接續,是自位於上游位置處的該第一濾心的一進水口輸入該飲用水以令該飲用水沿其一水流方向流經其濾材並與其濾材之奈米矽材反應生成矽酸與氫氣,從而在該飲用水內溶出矽酸與氫氣,並令一含有該飲用水、矽酸、氫氣與一部分奈米矽材的生物用水組成,且自位於上游位置處的該第一濾心的一出水口流經該管路單元的一輸送管路至位於下游位置處的一第一濾心,以進一步於下游位置處的該第一濾心的一進水口輸入該生物用水組成,令該生物用水組成與位於下游位置處的該第一濾心內的奈米矽材繼續反應生成矽酸與氫氣以藉此提升溶氫量,並自位於下游的該第一濾心的一出水口流經該管路單元至一第二濾心。The next step is to input the drinking water from an inlet of the first filter element located at an upstream position so that the drinking water flows through the filter material in a flow direction and reacts with the nanosilica material of the filter material to generate silicic acid and hydrogen. , So as to dissolve silicic acid and hydrogen in the drinking water, and make a biological water composition containing the drinking water, silicic acid, hydrogen and a part of nanosilica material, and from a first filter located at an upstream position. The water outlet flows through a conveying pipe of the pipeline unit to a first filter element located at a downstream position, and further enters the biological water composition at an inlet of the first filter element at a downstream position, so that the biological The water composition continues to react with the nanosilica material in the first filter element located downstream to generate silicic acid and hydrogen gas to thereby increase the amount of dissolved hydrogen, and flow through a water outlet of the first filter element located downstream The pipeline unit to a second filter element.
後續,自該第二濾心的一進水口輸入該生物用水組成以令該生物用水組成沿其水流方向流經該第二濾心的複數中空絲膜(購自SAMPO,且型號為FJ-V1203BL),並局部或全部過濾該生物用水組成中的該部分奈米矽材,且令該經局部或全部過濾的生物用水組成自該第二濾心的一出水口流經該管路單元至一紫外光殺菌機(購自KC-FLOW,且型號為16W-2GPM)。
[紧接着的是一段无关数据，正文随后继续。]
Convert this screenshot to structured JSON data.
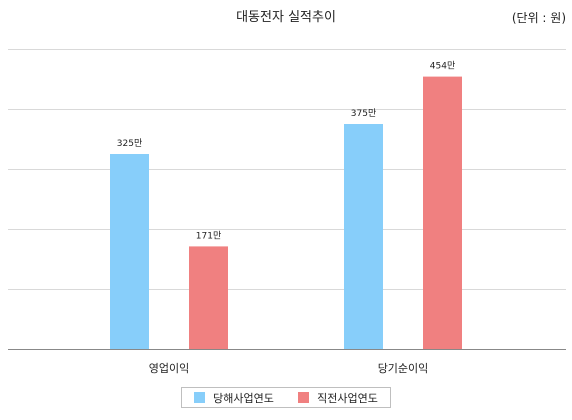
{
  "chart_data": {
    "type": "bar",
    "title": "대동전자 실적추이",
    "unit_label": "(단위 : 원)",
    "categories": [
      "영업이익",
      "당기순이익"
    ],
    "series": [
      {
        "name": "당해사업연도",
        "color": "#87CEFA",
        "values": [
          325,
          375
        ],
        "labels": [
          "325만",
          "375만"
        ]
      },
      {
        "name": "직전사업연도",
        "color": "#F08080",
        "values": [
          171,
          454
        ],
        "labels": [
          "171만",
          "454만"
        ]
      }
    ],
    "ylim": [
      0,
      500
    ],
    "grid": true,
    "legend_position": "bottom"
  }
}
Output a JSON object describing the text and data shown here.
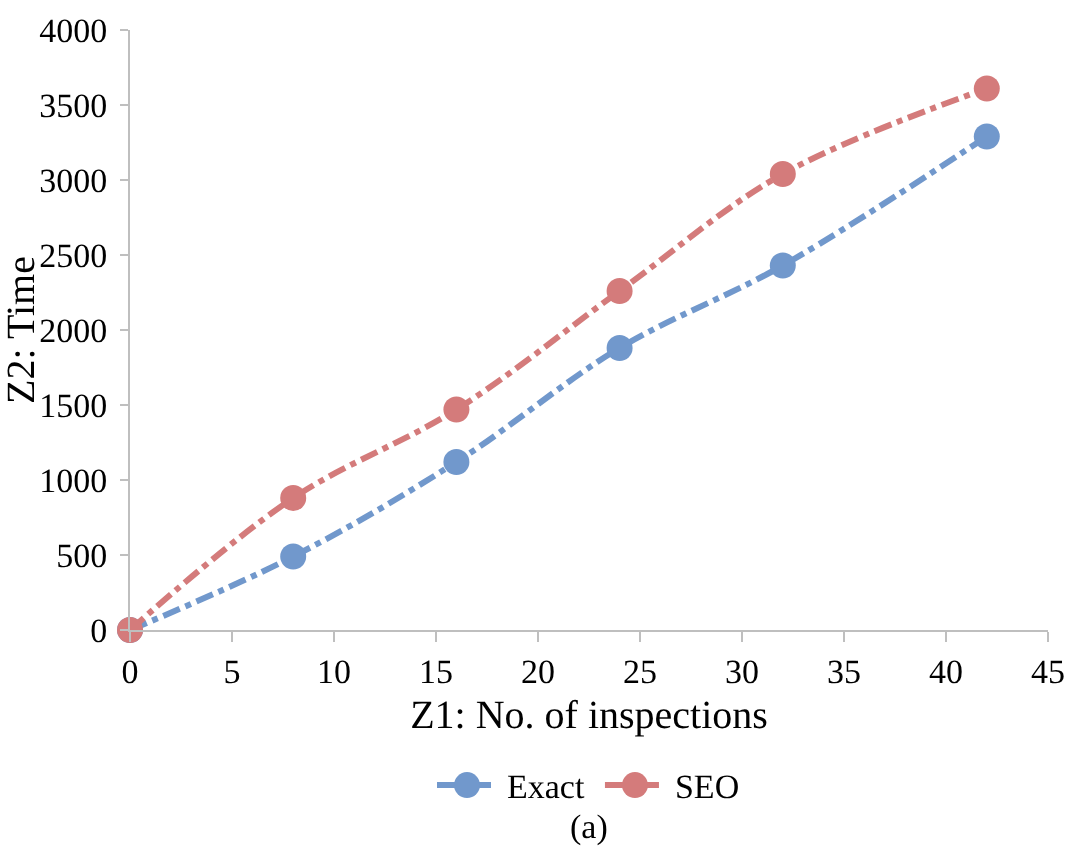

Subsequently, input the biological water composition from a water inlet of the second filter element so that the biological water composition flows through the plurality of hollow fiber membranes (purchased from SAMPO, and the model is FJ-V1203BL) along the water flow direction of the second filter element. ), and partially or fully filter the part of the nanosilica in the biological water composition, and make the partially or fully filtered biological water composition flow from an outlet of the second filter element through the pipeline unit to a Ultraviolet light sterilization machine (purchased from KC-FLOW, and the model is 16W-2GPM).
最後,自該紫外光殺菌機的一進水口輸入該生物用水組成以進行殺菌程序,並進一步地令該生物用水組成自該紫外光殺菌機的一出水口輸出該生物用水組成。此處需補充說明的是,雖然本發明該具體例2之生物用水組成及其製法中所用之淨水系統的該兩第一濾心是如上述。然而,本發明該具體例2之生物用水組成及其製法中所使用的該兩第一濾心中的濾材,亦可以是根據上面所載該具體例之第一種濾材的製法來實施。Finally, the biological water composition is input from a water inlet of the ultraviolet light sterilization machine to perform a sterilization procedure, and the biological water composition is further made to output the biological water composition from a water outlet of the ultraviolet light sterilization machine. It should be supplemented here that although the biological water composition of the specific example 2 of the present invention and the water purification system used in the preparation method of the two first filters are as described above. However, the filter material in the two first filters used in the biological water composition of the specific example 2 and its preparation method of the present invention can also be implemented according to the manufacturing method of the first filter material of the specific example set forth above.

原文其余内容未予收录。